First, most of Realty Income’s tenants are recession-resistant, not vulnerable to e-commerce competition, or both. Specifically, most properties fit into one of four categories:

  • Non-discretionary retailers like drug stores that sell things that people need.
  • Discount-oriented retailers like warehouse clubs and dollar stores that offer bargains e-commerce retailers can’t match.
  • Service-based retailers like fitness clubs that sell a service or experience, as opposed to a physical product.
  • Non-retail businesses, including industrial, gaming, and agricultural properties, which collectively make up about 20% of the company’s rent.

Second, the net lease structure is designed for consistency and steady growth. Realty Income’s leases typically have an initial term of a decade or longer with annual rent increases built in. The net lease structure means that tenants are required to cover property taxes, building insurance, and most maintenance items.

In other words, the tenants cover the variable expenses of owning real estate. All Realty Income has to do is buy a property with a high-quality tenant in place, and collect year after year of predictable, growing income.

Realty Income has an excellent record of making smart capital allocation moves, and as one of the few REITs with A-rated credit from both Moody’s and Standard & Poor’s, it has a competitive advantage when it comes to raising debt capital.

A stellar track record

The proof is in the performance. Even though Realty Income is well off its highs right now, the stock still has generated a 13.6% annualized total return since its 1994 NYSE listing. To put this into perspective, consider that a $10,000 investment in Realty Income 30 years ago would be worth about $470,000 today, more than double what an S&P 500 index fund would have produced.

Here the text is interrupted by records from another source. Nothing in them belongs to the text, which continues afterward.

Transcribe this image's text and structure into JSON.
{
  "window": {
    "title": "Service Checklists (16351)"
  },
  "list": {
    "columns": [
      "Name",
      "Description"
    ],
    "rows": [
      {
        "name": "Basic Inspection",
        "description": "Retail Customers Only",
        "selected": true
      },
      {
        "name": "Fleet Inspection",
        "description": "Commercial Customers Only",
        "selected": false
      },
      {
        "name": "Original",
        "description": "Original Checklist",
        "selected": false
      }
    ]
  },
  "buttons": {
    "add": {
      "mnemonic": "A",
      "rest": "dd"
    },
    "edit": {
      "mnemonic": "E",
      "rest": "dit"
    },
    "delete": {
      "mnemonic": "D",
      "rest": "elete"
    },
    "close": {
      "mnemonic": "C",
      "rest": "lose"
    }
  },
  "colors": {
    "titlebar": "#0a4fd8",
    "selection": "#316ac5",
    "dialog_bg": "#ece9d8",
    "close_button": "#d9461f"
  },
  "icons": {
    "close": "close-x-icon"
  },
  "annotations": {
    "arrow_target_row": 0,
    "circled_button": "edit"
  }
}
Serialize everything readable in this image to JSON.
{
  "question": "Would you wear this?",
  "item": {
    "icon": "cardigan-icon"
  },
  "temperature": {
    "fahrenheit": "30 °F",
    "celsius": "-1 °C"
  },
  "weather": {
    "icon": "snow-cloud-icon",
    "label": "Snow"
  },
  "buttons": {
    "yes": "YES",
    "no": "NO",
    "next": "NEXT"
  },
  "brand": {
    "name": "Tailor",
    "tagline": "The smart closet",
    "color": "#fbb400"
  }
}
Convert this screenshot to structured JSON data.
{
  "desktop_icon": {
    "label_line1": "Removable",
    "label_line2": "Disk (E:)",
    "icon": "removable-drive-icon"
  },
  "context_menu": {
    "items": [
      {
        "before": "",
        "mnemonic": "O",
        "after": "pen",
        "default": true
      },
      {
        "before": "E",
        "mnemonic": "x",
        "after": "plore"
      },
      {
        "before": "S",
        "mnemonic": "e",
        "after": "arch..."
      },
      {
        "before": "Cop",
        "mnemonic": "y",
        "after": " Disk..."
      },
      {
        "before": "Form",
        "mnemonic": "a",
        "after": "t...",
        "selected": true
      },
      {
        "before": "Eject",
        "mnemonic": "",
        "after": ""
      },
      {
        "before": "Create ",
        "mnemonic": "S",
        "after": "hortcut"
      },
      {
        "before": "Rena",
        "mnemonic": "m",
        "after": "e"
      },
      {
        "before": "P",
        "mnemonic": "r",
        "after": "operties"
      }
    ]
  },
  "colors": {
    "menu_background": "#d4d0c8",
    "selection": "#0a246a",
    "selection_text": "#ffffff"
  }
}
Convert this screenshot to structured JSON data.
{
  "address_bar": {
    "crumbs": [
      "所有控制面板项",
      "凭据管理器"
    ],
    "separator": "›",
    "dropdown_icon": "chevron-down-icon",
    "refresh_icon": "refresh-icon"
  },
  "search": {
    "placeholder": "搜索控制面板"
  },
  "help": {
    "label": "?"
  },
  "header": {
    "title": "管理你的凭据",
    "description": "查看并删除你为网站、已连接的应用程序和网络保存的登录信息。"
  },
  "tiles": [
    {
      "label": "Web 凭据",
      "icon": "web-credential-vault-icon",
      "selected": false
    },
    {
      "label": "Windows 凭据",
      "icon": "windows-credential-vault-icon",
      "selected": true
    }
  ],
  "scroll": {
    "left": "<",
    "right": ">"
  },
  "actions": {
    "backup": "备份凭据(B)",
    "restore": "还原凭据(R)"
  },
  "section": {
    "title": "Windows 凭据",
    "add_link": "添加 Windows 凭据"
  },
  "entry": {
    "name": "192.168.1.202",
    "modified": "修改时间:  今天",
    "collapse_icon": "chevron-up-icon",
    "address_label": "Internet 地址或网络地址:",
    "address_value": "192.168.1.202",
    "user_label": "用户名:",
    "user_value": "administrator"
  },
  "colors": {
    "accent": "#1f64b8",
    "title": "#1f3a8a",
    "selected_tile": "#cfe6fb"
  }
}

O Total Return Level data by YCharts

For income investors, not only does Realty Income have a dividend yield of just under 6% as of this writing, but it has raised its payout for a staggering 107 consecutive quarters. Assuming dividend reinvestment, someone who invested $10,000 in Realty Income’s 1994 IPO would be receiving $28,200 in annual dividend income today. Think about that for a second: Early investors in Realty Income are receiving nearly three times their original investment in annual dividend income today.

Why now?

The short answer is that Realty Income is a business that works in any economy, and right now shares are historically cheap. Despite the steady earnings growth, Realty Income trades for about 33% below its all-time high. Aside from a short blip in the early days of the COVID-19 crash, the last time Realty Income had a dividend yield this high was more than a decade ago.

With interest rates widely expected to start falling later this year, and to continue to normalize for the next few years, it could be a strong environment for REIT investors in the years ahead. And Realty Income has a proven track record of outperforming the S&P 500, especially during falling rate environments.